利用本發明中建議的用於上行鏈路傳輸的縮減的DMRS配置,在小細胞情況下(或者更概括而言在UE移動性較低的情況下)能夠將DMRS信號開銷降低50%,從而提高了頻譜效率和系統吞吐量,這通過模擬得到了驗證。 Utilizing the reduced DMRS configuration for uplink transmission proposed in the present invention, the DMRS signal overhead can be reduced by 50% in the case of small cells (or more generally in the case of low UE mobility), thereby increasing Spectral efficiency and system throughput were verified by simulation.
表1示出了模擬的假設條件,其中網路拓撲如圖6中所示。 Table 1 shows the assumptions for the simulation, where the network topology is as shown in Figure 6.
圖7和圖8分別示出了UE速度在0km/h和15km/h時的模擬結果。可以看出,利用縮減的DMRS配置,在UE低移動性的情況下,吞吐量顯著增加,而塊誤碼率(BLER)未受到明顯影響。 Figures 7 and 8 show simulation results for UE speeds of 0 km/h and 15 km/h, respectively. It can be seen that with the reduced DMRS configuration, throughput is significantly increased with low UE mobility, and block error rate (BLER) is not significantly affected.
這裡,參照圖式對本文公開的方法進行了描述。然而應當理解,圖式中所示的以及說明書中所描述的步驟順序僅僅是示意性的,在不脫離申請專利範圍的範圍的情況下,這些方法步驟和/或動作可以按照不同的循序執行而不局限於圖式中所示的以及說明書中所描述的具體順序。 Here, the methods disclosed herein are described with reference to the drawings. It should be understood, however, that the order of the steps shown in the drawings and described in the specification are only illustrative, and that the method steps and/or actions can be performed in different steps without departing from the scope of the claims.

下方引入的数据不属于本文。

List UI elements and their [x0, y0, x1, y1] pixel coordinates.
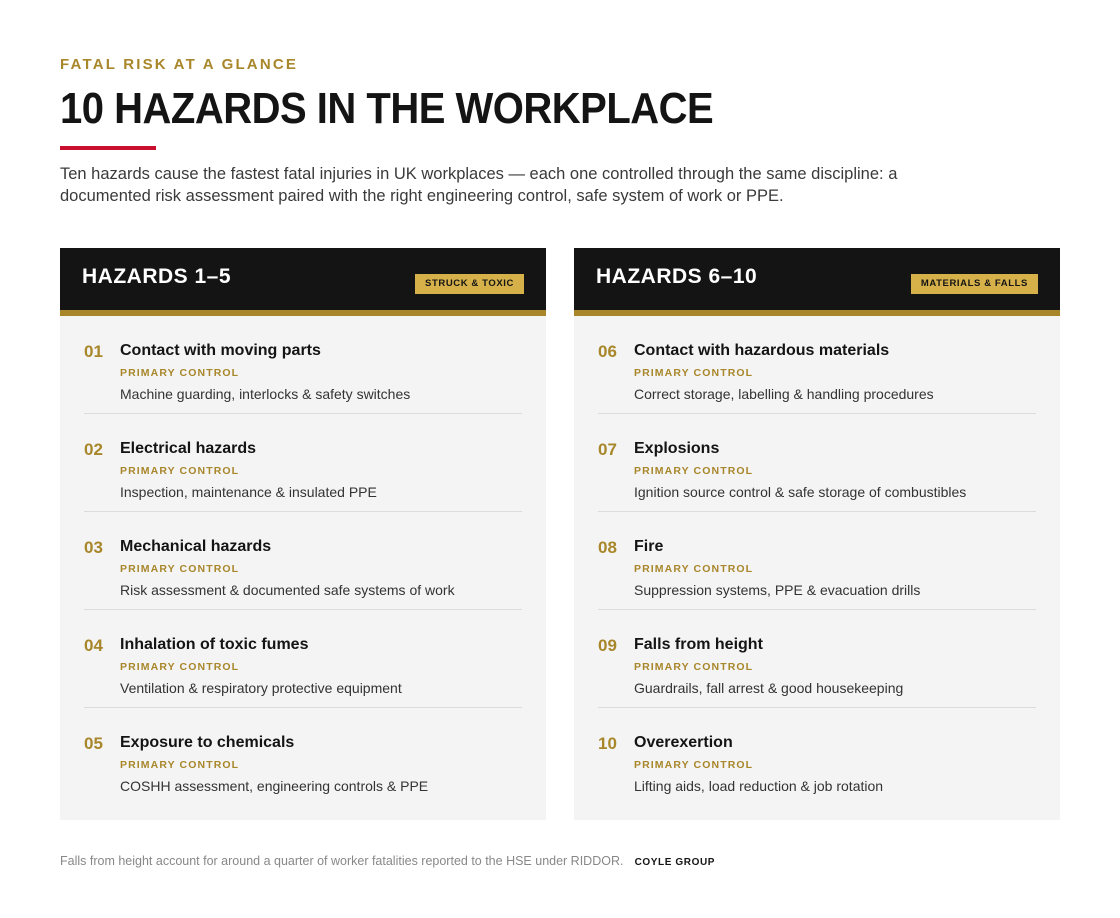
hazard-item [598, 414, 1036, 512]
hazard-number: 02 [84, 440, 103, 459]
control-label: PRIMARY CONTROL [120, 759, 240, 771]
panel-badge: STRUCK & TOXIC [415, 274, 524, 294]
hazard-item [84, 708, 522, 805]
hazard-title: Contact with moving parts [120, 342, 321, 359]
hazard-number: 06 [598, 342, 617, 361]
control-label: PRIMARY CONTROL [120, 465, 240, 477]
hazard-title: Exposure to chemicals [120, 734, 295, 751]
hazard-title: Electrical hazards [120, 440, 257, 457]
control-label: PRIMARY CONTROL [120, 367, 240, 379]
hazard-number: 03 [84, 538, 103, 557]
hazard-title: Mechanical hazards [120, 538, 272, 555]
control-label: PRIMARY CONTROL [120, 661, 240, 673]
footer [60, 850, 715, 869]
hazard-item [598, 512, 1036, 610]
control-description: Risk assessment & documented safe systems of work [120, 582, 455, 598]
hazard-number: 07 [598, 440, 617, 459]
eyebrow-label: FATAL RISK AT A GLANCE [60, 56, 299, 73]
control-description: Lifting aids, load reduction & job rotation [634, 778, 884, 794]
control-description: Suppression systems, PPE & evacuation drills [634, 582, 921, 598]
footer-note: Falls from height account for around a quarter of worker fatalities reported to the HSE under RIDDOR. [60, 854, 624, 868]
control-label: PRIMARY CONTROL [120, 563, 240, 575]
panel-header [60, 248, 546, 316]
hazard-title: Contact with hazardous materials [634, 342, 890, 359]
control-label: PRIMARY CONTROL [634, 759, 754, 771]
hazard-number: 04 [84, 636, 103, 655]
panel-title: HAZARDS 6–10 [596, 265, 758, 288]
hazard-item [598, 610, 1036, 708]
control-description: Correct storage, labelling & handling procedures [634, 386, 934, 402]
brand-name: COYLE GROUP [634, 857, 716, 868]
intro-paragraph: Ten hazards cause the fastest fatal injuries in UK workplaces — each one controlled through the same discipline: a documented risk assessment paired with the right engineering control, safe system of work or PPE. [60, 165, 898, 205]
hazard-title: Explosions [634, 440, 720, 457]
control-label: PRIMARY CONTROL [634, 367, 754, 379]
hazard-title: Fire [634, 538, 664, 555]
hazard-list [84, 316, 522, 805]
hazard-list [598, 316, 1036, 805]
panel-title: HAZARDS 1–5 [82, 265, 232, 288]
control-description: Ignition source control & safe storage of combustibles [634, 484, 967, 500]
control-description: COSHH assessment, engineering controls & PPE [120, 778, 429, 794]
hazard-number: 01 [84, 342, 103, 361]
control-label: PRIMARY CONTROL [634, 563, 754, 575]
hazard-number: 09 [598, 636, 617, 655]
hazard-title: Falls from height [634, 636, 763, 653]
control-label: PRIMARY CONTROL [634, 465, 754, 477]
control-description: Guardrails, fall arrest & good housekeeping [634, 680, 904, 696]
hazard-item [84, 414, 522, 512]
hazard-title: Overexertion [634, 734, 733, 751]
panel-header [574, 248, 1060, 316]
page-title: 10 HAZARDS IN THE WORKPLACE [60, 85, 714, 133]
title-underline [60, 146, 156, 150]
hazard-item [598, 708, 1036, 805]
hazard-title: Inhalation of toxic fumes [120, 636, 309, 653]
hazard-number: 05 [84, 734, 103, 753]
panel-badge: MATERIALS & FALLS [911, 274, 1038, 294]
hazard-item [598, 316, 1036, 414]
hazard-item [84, 316, 522, 414]
control-description: Ventilation & respiratory protective equipment [120, 680, 402, 696]
hazard-item [84, 512, 522, 610]
control-label: PRIMARY CONTROL [634, 661, 754, 673]
control-description: Inspection, maintenance & insulated PPE [120, 484, 377, 500]
hazards-panel-6-10 [574, 248, 1060, 820]
control-description: Machine guarding, interlocks & safety switches [120, 386, 411, 402]
hazard-number: 08 [598, 538, 617, 557]
hazards-panel-1-5 [60, 248, 546, 820]
hazard-item [84, 610, 522, 708]
hazard-number: 10 [598, 734, 617, 753]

It is not limited to the specific order shown in the drawings and described in the specification.
在一個或多個示例性設計中,可以用硬體、軟體、韌體或它們的任意組合來實現本申請案所述的功能。如果用軟體來實現,則可以將所述功能作為一個或多個指令或代碼儲存在電腦可讀介質上,或者作為電腦可讀介質上的一個或多個指令或代碼來傳輸。電腦可讀介質包括電腦儲存介質和通信介質,其中通信介質包括有助於電腦程式從一個地方傳遞到另一個地方的任意介質。儲存介質可以是通用或專用電腦可存取的任意可用介質。這種電腦可讀介質可以包括,例如但不限於,RAM、ROM、EEPROM、CD-ROM或其它光碟儲存設備、磁片儲存設備或其它磁儲存設備,或者可用於以通用或專用電腦或者通用或專用處理器可存取的指令或資料結構的形式來攜帶或儲存希望的程式代碼模組的任意其它介質。並且,任意連接也可以被稱為是電腦可讀介質。例如,如果軟體是使用同軸電纜、光 纖光纜、雙絞線、數位用戶線路(DSL)或諸如紅外線、無線電和微波之類的無線技術來從網站、伺服器或其它遠端源傳輸的,那麼同軸電纜、光纖光纜、雙絞線、DSL或諸如紅外線、無線電和微波之類的無線技術也包括在介質的定義中。 In one or more exemplary designs, the functions described in this application can be implemented in hardware, software, firmware, or any combination thereof. If implemented in software, the functions may be stored as one or more instructions or code on a computer readable medium or transmitted as one or more instructions or code on a computer readable medium. Computer readable media includes both computer storage media and communication media including any medium that facilitates transfer of the computer program from one place to another. The storage medium can be any available media that can be accessed by a general purpose or special purpose computer. Such computer readable media may include, for example, without limitation, RAM, ROM, EEPROM, CD-ROM or other optical disk storage device, magnetic disk storage device or other magnetic storage device, or may be used in a general purpose or special purpose computer or general purpose or Any other medium in the form of an instruction or data structure accessible by the dedicated processor to carry or store the desired program code module. Also, any connection can be termed a computer readable medium. For example, if the software is using coaxial cable, light Fiber optic cable, twisted pair cable, digital subscriber line (DSL) or wireless technology such as infrared, radio and microwave to transmit from a website, server or other remote source, then coaxial cable, fiber optic cable, twisted pair, DSL or wireless technologies such as infrared, radio and microwave are also included in the definition of the medium.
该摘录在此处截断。